Ça ondule à Akousma

27 octobre 2017 publié par Kevin Gironnay

Ça ondule à Akousma

Tu pensais que faire de la musique électronique, c’était frais et moderne ? En fait, tes arrière-grands-parents pouvaient déjà en faire !

Pour la deuxième soirée de son festival, et pour fêter les 75 printemps du Conservatoire de Musique de Montréal, Akousma a organisé une soirée autour de l’instrument appelé « ondes Martenot ». En voici un exemple:

Inventé en 1928 par Maurice Martenot, il est l’un des premiers instruments électroniques (avec le thérémine) et n’a rien à envier à nos synthétiseurs remplis de boutons : un « ondiste » (c’est comme ça que sont appelés les joueurs d’ondes Martenot) joue avec un clavier, comme un piano, mais aussi avec un ruban sur lequel ils peuvent tirer et évoluer de gauche à droite, sans oublier les différentes touches d’expressions et timbres pour modifier le son (à l’image d’un orgue). Tout ça vient aussi avec son lot de haut-parleurs, certains classiques, certains munis de ressorts, de gongs ou de cordes afin de colorer la diffusion.

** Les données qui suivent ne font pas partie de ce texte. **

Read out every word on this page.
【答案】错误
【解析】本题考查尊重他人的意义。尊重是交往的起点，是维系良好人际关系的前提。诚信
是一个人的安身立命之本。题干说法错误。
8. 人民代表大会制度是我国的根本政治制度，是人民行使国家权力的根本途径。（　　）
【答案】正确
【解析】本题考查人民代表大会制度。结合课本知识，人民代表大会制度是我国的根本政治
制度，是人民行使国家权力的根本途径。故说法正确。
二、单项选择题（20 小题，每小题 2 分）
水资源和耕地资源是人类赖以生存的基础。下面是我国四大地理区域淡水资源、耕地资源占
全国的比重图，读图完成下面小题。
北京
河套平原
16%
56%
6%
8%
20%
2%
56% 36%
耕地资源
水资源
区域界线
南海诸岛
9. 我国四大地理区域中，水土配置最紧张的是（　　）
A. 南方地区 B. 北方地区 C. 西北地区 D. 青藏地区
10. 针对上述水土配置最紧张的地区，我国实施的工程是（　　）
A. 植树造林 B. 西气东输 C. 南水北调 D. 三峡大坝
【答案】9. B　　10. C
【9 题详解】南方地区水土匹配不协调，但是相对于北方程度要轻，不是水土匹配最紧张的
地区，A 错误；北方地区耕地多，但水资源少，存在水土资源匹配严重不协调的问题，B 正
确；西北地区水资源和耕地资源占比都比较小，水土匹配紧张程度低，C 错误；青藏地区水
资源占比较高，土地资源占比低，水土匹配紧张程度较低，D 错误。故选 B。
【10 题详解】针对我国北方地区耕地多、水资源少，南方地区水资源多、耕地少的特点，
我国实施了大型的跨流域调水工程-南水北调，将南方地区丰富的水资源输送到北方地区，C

Cet instrument fête donc ses 90 ans cette année et Akousma lui rend hommage dans les murs du Conservatoire. Cet institut héberge d’ailleurs l’une des dernières classes d’ondes Martenot avec la professeure Estelle Lemire, ondiste et compositrice.

La première partie du concert prend la forme d’un mini-récital d’ondes Martenot par Estelle Lemire. Plusieurs pièces sont au programme et on retiendra surtout le râga du jeune compositeur Gabriel Dharmoo qui a transcrit ce genre musical indien pour l’instrument électronique. Suivant la tradition, un “bourdon” (une note fixe autour de laquelle l’instrument évolue) est diffusé et des cheminements mélodiques sont joués par la professeure du Conservatoire. Le décalage entre les ornementations typiques de ce style typiquement indien et le timbre électronique de l’instrument donne une saveur exquise à notre écoute ! Une autre pièce particulièrement belle est une pièce composée par Estelle Lemire et qui vient décomposer un accord de Sol harmonique : un accord étant constitué d’une multitude de sons, Estelle Lemire vient exposer chacun de ces sons avec son instrument qui lui permet de jouer toutes les subtilités de ces composantes, à la manière de la musique spectrale (esthétique de musique contemporaine développée en France durant les années 1970).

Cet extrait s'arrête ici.